West Coast Faces Worst Wildfires in Nearly 18 Years


Photo by: Josh O'Connor

Record setting fires blaze across West Coast, officials cite climate change as the culprit

The worst wildfires in nearly two decades are currently ravaging the West Coast, and its effects are being felt all the way to Western Europe. Over five million acres of land across California, Oregon, and Washington State have been scorched since the initial ignition in mid- August, killing over 30 and forcing hundreds of thousands to flee from their homes [New York Times]. 

Since the beginning of the year, California alone has experienced nearly 7,900 wildfires across the state. These current wildfires, however, are like nothing the West has experienced in decades.

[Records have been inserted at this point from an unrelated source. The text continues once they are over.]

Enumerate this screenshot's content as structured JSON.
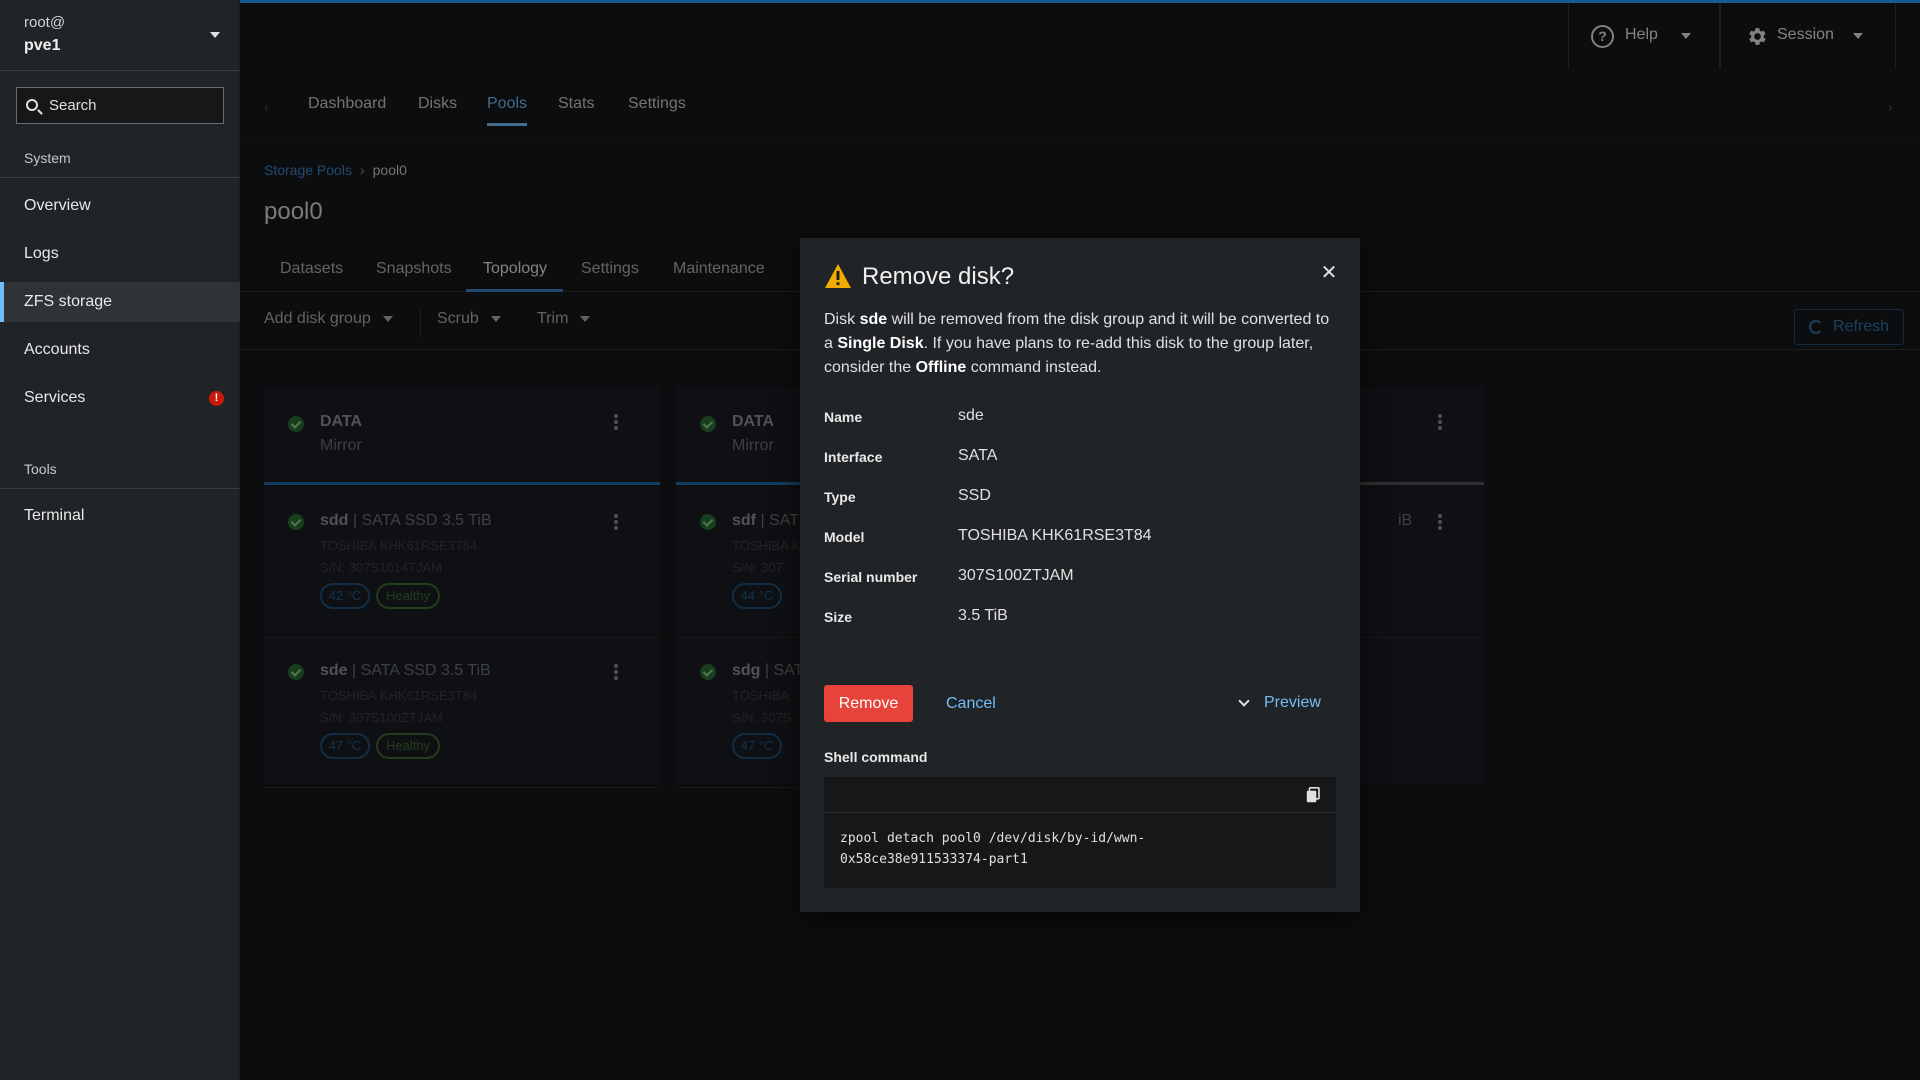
{
  "sidebar": {
    "host_user": "root@",
    "host_name": "pve1",
    "search_placeholder": "Search",
    "groups": {
      "system": "System",
      "tools": "Tools"
    },
    "items": {
      "overview": "Overview",
      "logs": "Logs",
      "zfs": "ZFS storage",
      "accounts": "Accounts",
      "services": "Services",
      "terminal": "Terminal"
    },
    "services_alert": "!"
  },
  "topbar": {
    "help": "Help",
    "session": "Session"
  },
  "nav_tabs": [
    "Dashboard",
    "Disks",
    "Pools",
    "Stats",
    "Settings"
  ],
  "breadcrumb": {
    "parent": "Storage Pools",
    "current": "pool0"
  },
  "page_title": "pool0",
  "sub_tabs": [
    "Datasets",
    "Snapshots",
    "Topology",
    "Settings",
    "Maintenance"
  ],
  "toolbar": {
    "add_disk_group": "Add disk group",
    "scrub": "Scrub",
    "trim": "Trim",
    "refresh": "Refresh"
  },
  "cards": [
    {
      "title": "DATA",
      "layout": "Mirror",
      "disks": [
        {
          "name": "sdd",
          "info": " | SATA SSD 3.5 TiB",
          "model": "TOSHIBA KHK61RSE3T84",
          "sn": "S/N: 307S1014TJAM",
          "temp": "42 °C",
          "health": "Healthy"
        },
        {
          "name": "sde",
          "info": " | SATA SSD 3.5 TiB",
          "model": "TOSHIBA KHK61RSE3T84",
          "sn": "S/N: 307S100ZTJAM",
          "temp": "47 °C",
          "health": "Healthy"
        }
      ]
    },
    {
      "title": "DATA",
      "layout": "Mirror",
      "disks": [
        {
          "name": "sdf",
          "info": " | SAT",
          "model": "TOSHIBA K",
          "sn": "S/N: 307",
          "temp": "44 °C"
        },
        {
          "name": "sdg",
          "info": " | SAT",
          "model": "TOSHIBA",
          "sn": "S/N: 307S",
          "temp": "47 °C"
        }
      ]
    },
    {
      "partial_text": "iB"
    }
  ],
  "modal": {
    "title": "Remove disk?",
    "desc": {
      "p1": "Disk ",
      "disk": "sde",
      "p2": " will be removed from the disk group and it will be converted to a ",
      "single": "Single Disk",
      "p3": ". If you have plans to re-add this disk to the group later, consider the ",
      "offline": "Offline",
      "p4": " command instead."
    },
    "props": [
      {
        "label": "Name",
        "value": "sde"
      },
      {
        "label": "Interface",
        "value": "SATA"
      },
      {
        "label": "Type",
        "value": "SSD"
      },
      {
        "label": "Model",
        "value": "TOSHIBA KHK61RSE3T84"
      },
      {
        "label": "Serial number",
        "value": "307S100ZTJAM"
      },
      {
        "label": "Size",
        "value": "3.5 TiB"
      }
    ],
    "remove": "Remove",
    "cancel": "Cancel",
    "preview": "Preview",
    "shell_label": "Shell command",
    "shell_command": "zpool detach pool0 /dev/disk/by-id/wwn-\n0x58ce38e911533374-part1"
  },
  "colors": {
    "accent": "#73bcf7",
    "danger": "#e8433a",
    "topline": "#2b9af3",
    "warning": "#f0ab00"
  }
}
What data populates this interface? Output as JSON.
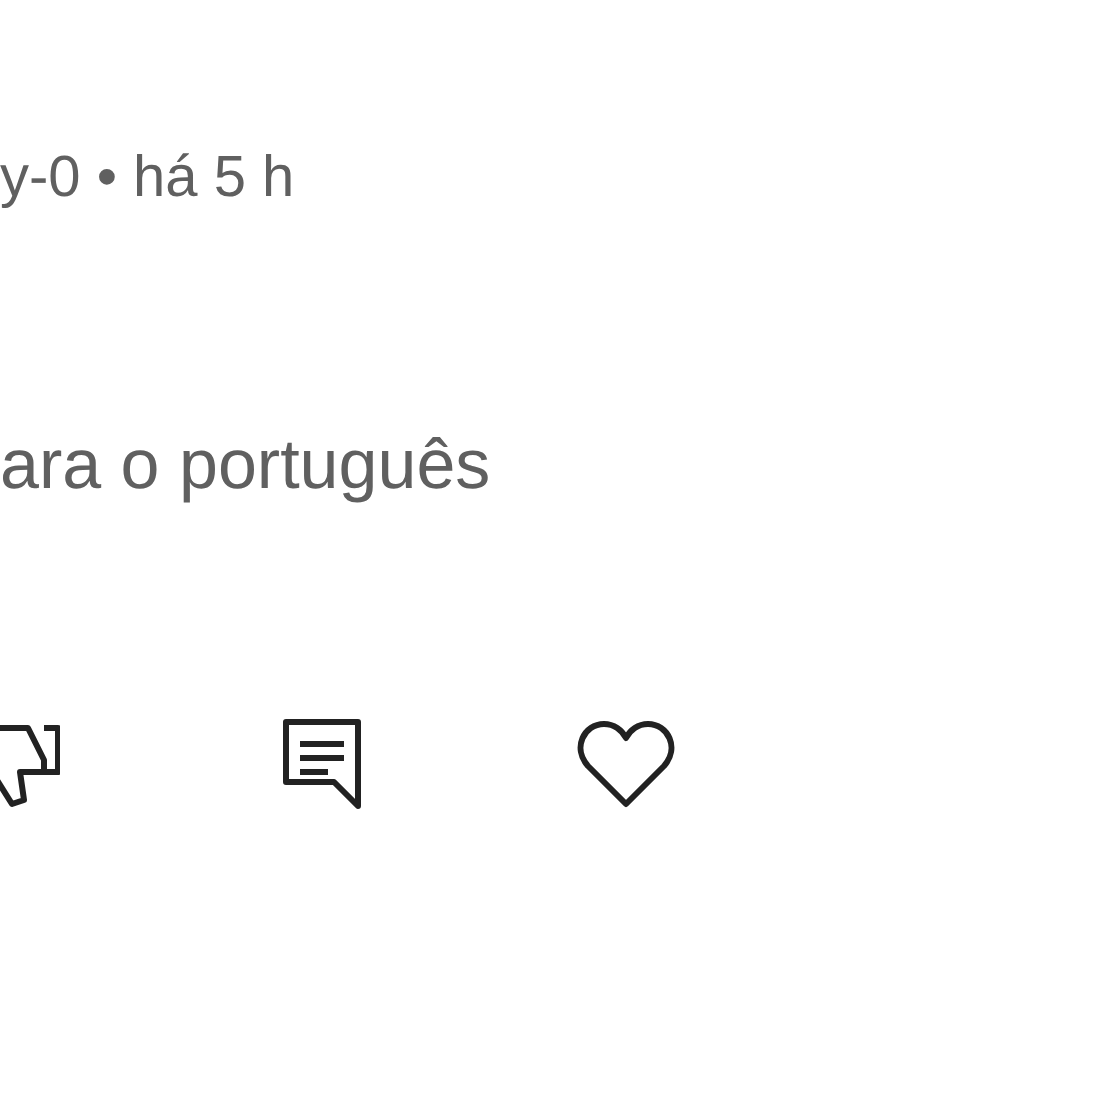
{
  "comment": {
    "meta": "y-0 • há 5 h",
    "translate_link": "ara o português"
  },
  "actions": [
    {
      "kind": "dislike"
    },
    {
      "kind": "reply"
    },
    {
      "kind": "like"
    }
  ]
}
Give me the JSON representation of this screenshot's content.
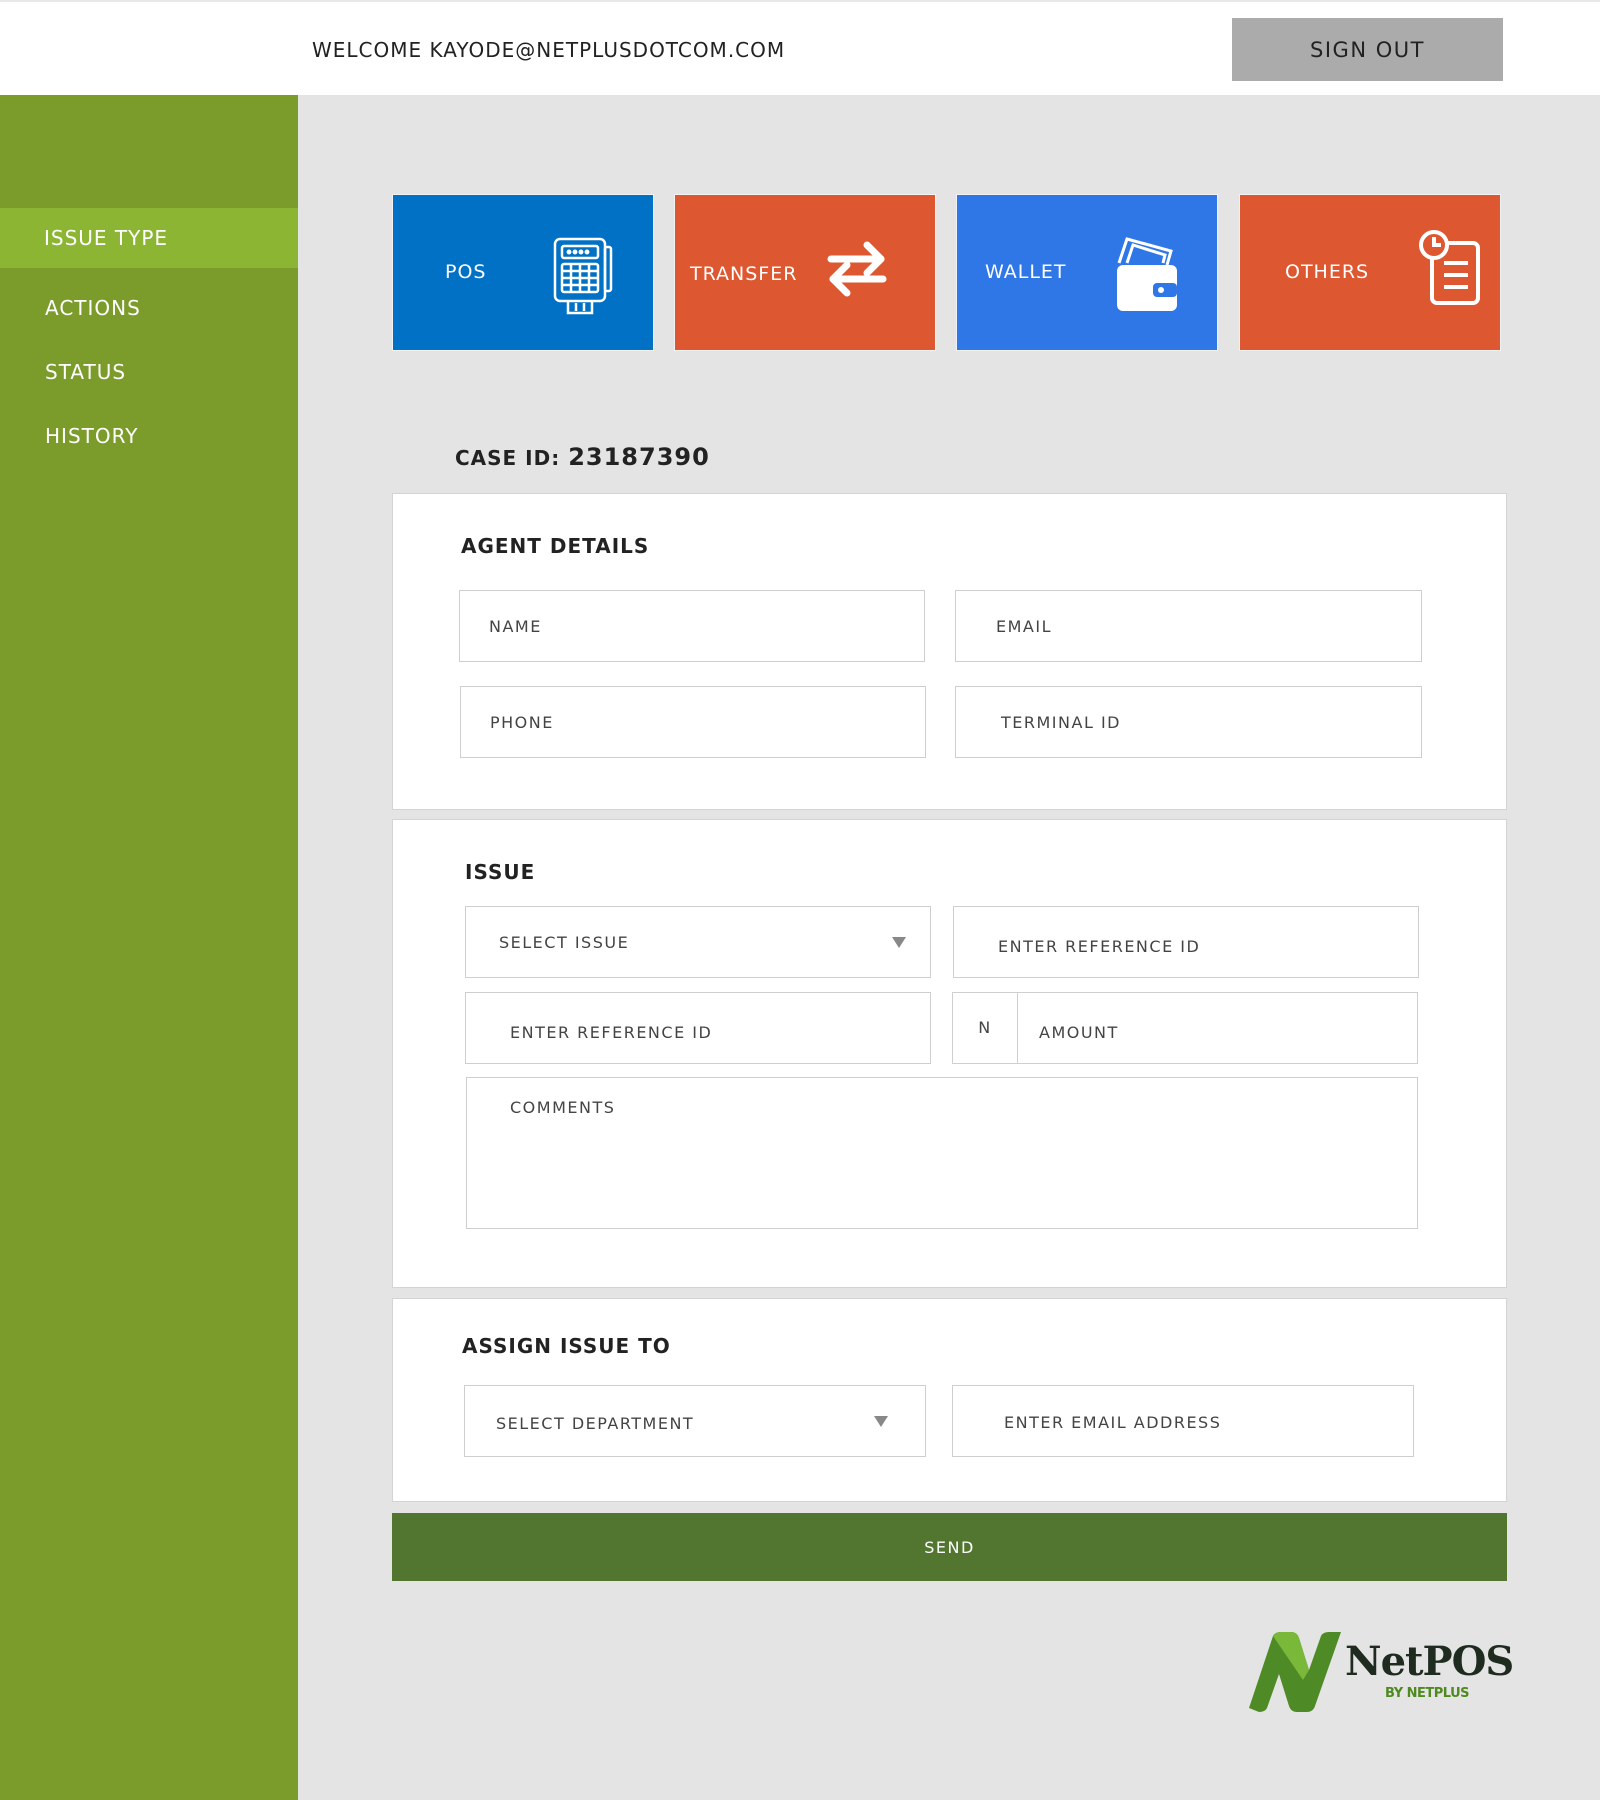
{
  "header": {
    "welcome": "WELCOME KAYODE@NETPLUSDOTCOM.COM",
    "sign_out": "SIGN OUT"
  },
  "sidebar": {
    "items": [
      {
        "label": "ISSUE TYPE",
        "active": true
      },
      {
        "label": "ACTIONS",
        "active": false
      },
      {
        "label": "STATUS",
        "active": false
      },
      {
        "label": "HISTORY",
        "active": false
      }
    ]
  },
  "issue_types": [
    {
      "label": "POS",
      "icon": "pos-terminal-icon",
      "color": "#0071c5"
    },
    {
      "label": "TRANSFER",
      "icon": "transfer-arrows-icon",
      "color": "#dd5730"
    },
    {
      "label": "WALLET",
      "icon": "wallet-icon",
      "color": "#2f77e6"
    },
    {
      "label": "OTHERS",
      "icon": "clipboard-clock-icon",
      "color": "#dd5730"
    }
  ],
  "case": {
    "label": "CASE ID:",
    "id": "23187390"
  },
  "agent_details": {
    "title": "AGENT DETAILS",
    "name_placeholder": "NAME",
    "email_placeholder": "EMAIL",
    "phone_placeholder": "PHONE",
    "terminal_placeholder": "TERMINAL ID"
  },
  "issue": {
    "title": "ISSUE",
    "select_issue": "SELECT ISSUE",
    "reference_placeholder_1": "ENTER REFERENCE ID",
    "reference_placeholder_2": "ENTER REFERENCE ID",
    "currency": "N",
    "amount_placeholder": "AMOUNT",
    "comments_placeholder": "COMMENTS"
  },
  "assign": {
    "title": "ASSIGN ISSUE TO",
    "select_department": "SELECT DEPARTMENT",
    "email_placeholder": "ENTER EMAIL ADDRESS"
  },
  "send_label": "SEND",
  "logo": {
    "brand": "NetPOS",
    "sub": "BY NETPLUS"
  },
  "colors": {
    "sidebar": "#7b9c2a",
    "sidebar_active": "#8db534",
    "send_button": "#527630"
  }
}
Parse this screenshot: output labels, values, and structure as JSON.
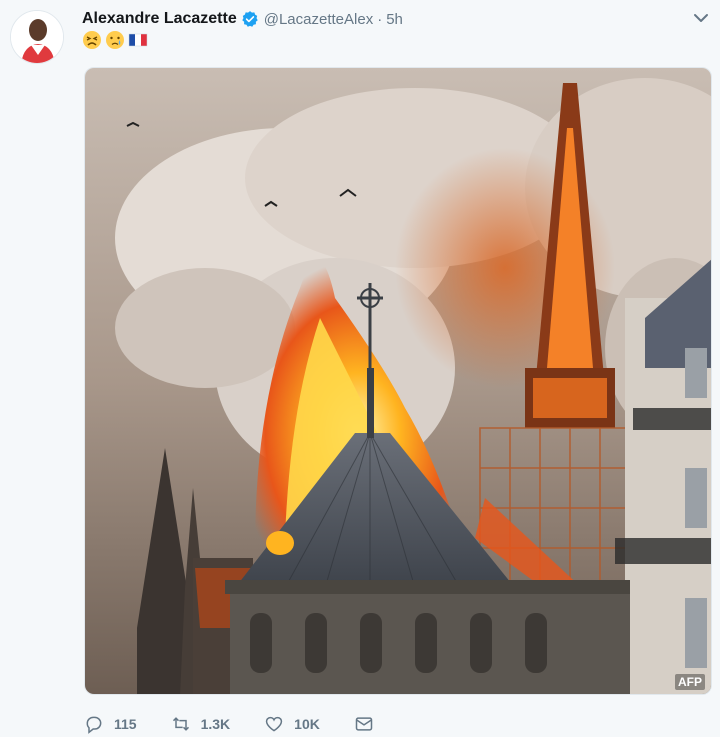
{
  "tweet": {
    "author_name": "Alexandre Lacazette",
    "handle": "@LacazetteAlex",
    "separator": "·",
    "time": "5h",
    "emojis": [
      "tired-face-emoji",
      "crying-face-emoji",
      "flag-france-emoji"
    ],
    "photo_credit": "AFP",
    "photo_icon": "photo-notre-dame-fire"
  },
  "actions": {
    "reply_count": "115",
    "retweet_count": "1.3K",
    "like_count": "10K"
  },
  "colors": {
    "verified": "#1da1f2",
    "text_secondary": "#657786",
    "background": "#f5f8fa"
  }
}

Senator Jeff Merkley of Oregon said in an interview that the intensity of the destruction is like a “World War II ground hit by fire bombing,” with thousands of buildings and residences destroyed [CNN]. 

Debate surrounding the exact cause of the unusually debilitating fires grabbed national media attention in the past weeks, primarily due to the vastly different approaches the current presidential candidates are taking in sight of the 2020 election. “President Trump again tried to put the blame on forest management, while his rival, former Vice President Joe Biden pointed to climate change,” [NPR]. Most scientists cite climate change as the primary cause, stating that the rising temperatures make it easier for the fires to gain traction. 

The effects of the fires aren’t just being felt in the West. “Plumes of smoke from the fires are so large, they have crossed the U.S. and the Atlantic Ocean, carried by the jet stream, and have reached the skies of Europe,” [BBC]. Northern Virginia saw the effects of the fire just last week, with a milky haze blanketing the sky as a result of the ash particles travelling in the air. 

Fire departments in the region are hoping that forecasted rain will help further control the only 41 percent contained wildfires [US Forest Service Department as of Sept 17]. “Rain is in the forecast for parts of Oregon and Washington, but there’s little rainfall in sight for California, where officials warned warm and dry conditions will elevate the dangers of the fire,” [CNN]. 

Authorities ordered communities near the fires to evacuate their homes in an effort to preserve as many lives as possible. “We got everything together,” said California resident and evacuee, Peter Trono to CNN. “I hope my neighbors got out and they are all safe. I pray we come back to a home and if we don’t, it’s just stuff, right?”